Onus of young-voter turnout is on politicians, Cisneros says
The responsibility falls on politicians to turn around a longtime trend of lackluster turnout among young voters, former secretary of the U.S. Department of Housing and Urban Development Henry Cisneros said Monday.
The four-term former San Antonio mayor made the election-season remarks in response to an audience question about millennial voter apathy during a speech at the University of Arkansas Clinton School of Public Service in Little Rock. He exhorted public officials to use contemporary tools, such as social media, to explain to young people why “leadership and policies matter.”
“I know enough millennials to know that they’re disheartened. They’re skeptical about what public leaders can do,” Cisneros said.

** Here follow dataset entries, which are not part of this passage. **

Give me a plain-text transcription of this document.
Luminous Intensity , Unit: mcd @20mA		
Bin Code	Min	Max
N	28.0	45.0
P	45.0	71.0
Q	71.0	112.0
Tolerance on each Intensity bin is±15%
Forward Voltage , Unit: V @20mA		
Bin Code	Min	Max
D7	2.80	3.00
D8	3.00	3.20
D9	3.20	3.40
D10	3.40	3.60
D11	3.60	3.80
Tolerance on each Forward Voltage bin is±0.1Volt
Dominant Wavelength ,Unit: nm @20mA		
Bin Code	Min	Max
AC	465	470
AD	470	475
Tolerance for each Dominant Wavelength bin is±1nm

He said electoral disinterest among young voters is not a foregone conclusion, pointing to the unexpectedly close Senate race in Texas between incumbent U.S. Sen. Ted Cruz and U.S. Rep Beto O’Rourke, and calling it a “test case” for young voter engagement.

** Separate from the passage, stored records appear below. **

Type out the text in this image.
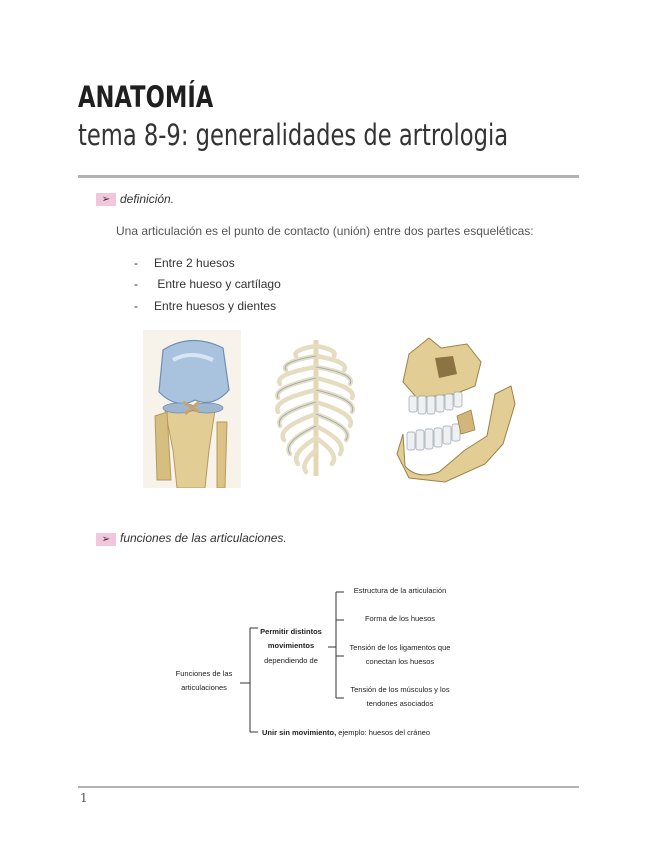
ANATOMÍA
tema 8-9: generalidades de artrologia
➢ definición.
Una articulación es el punto de contacto (unión) entre dos partes esqueléticas:
- Entre 2 huesos
- Entre hueso y cartílago
- Entre huesos y dientes
➢ funciones de las articulaciones.
Funciones de las
articulaciones
Permitir distintos
movimientos
dependiendo de
Estructura de la articulación
Forma de los huesos
Tensión de los ligamentos que
conectan los huesos
Tensión de los músculos y los
tendones asociados
Unir sin movimiento, ejemplo: huesos del cráneo
1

“Sometimes it takes a good candidate, a good cause and the right moment,” Cisneros said.
Monday’s audience of about 60 people included several officials who served alongside him in President Bill Clinton’s administration, as well as Clinton School students.
Cisneros touched on climate change, affordable housing issues and the revitalization of American cities.
He credited the latter to the long economic expansion that took place during the 1990s, as well as a pivot away from manufacturing as the primary industry in urban centers.
“[It] really allowed the economy in many cities to flower. … All across America today, the cities are doing much, much better,” he said.
Cisneros, a Democrat, said he hasn’t been encouraged by the housing policy under President Donald Trump’s administration or by current HUD Secretary Ben Carson, who he said “hasn’t shown a lot of sense of mastery” of housing problems. He said gaps in federal leadership and the rising deficit make it doubly incumbent on leaders to look for creative solutions to housing problems.
“Programs we’ve come to depend on are going to be jeopardized, no matter who is president,” he said.
Despite the complexity of the nation’s problems, he said he is optimistic about what he sees in “thriving” urban areas such as Dallas, Seattle and Los Angeles.
“All across America, despite the problems we continue to confront, there is a sense of possibility,” he said.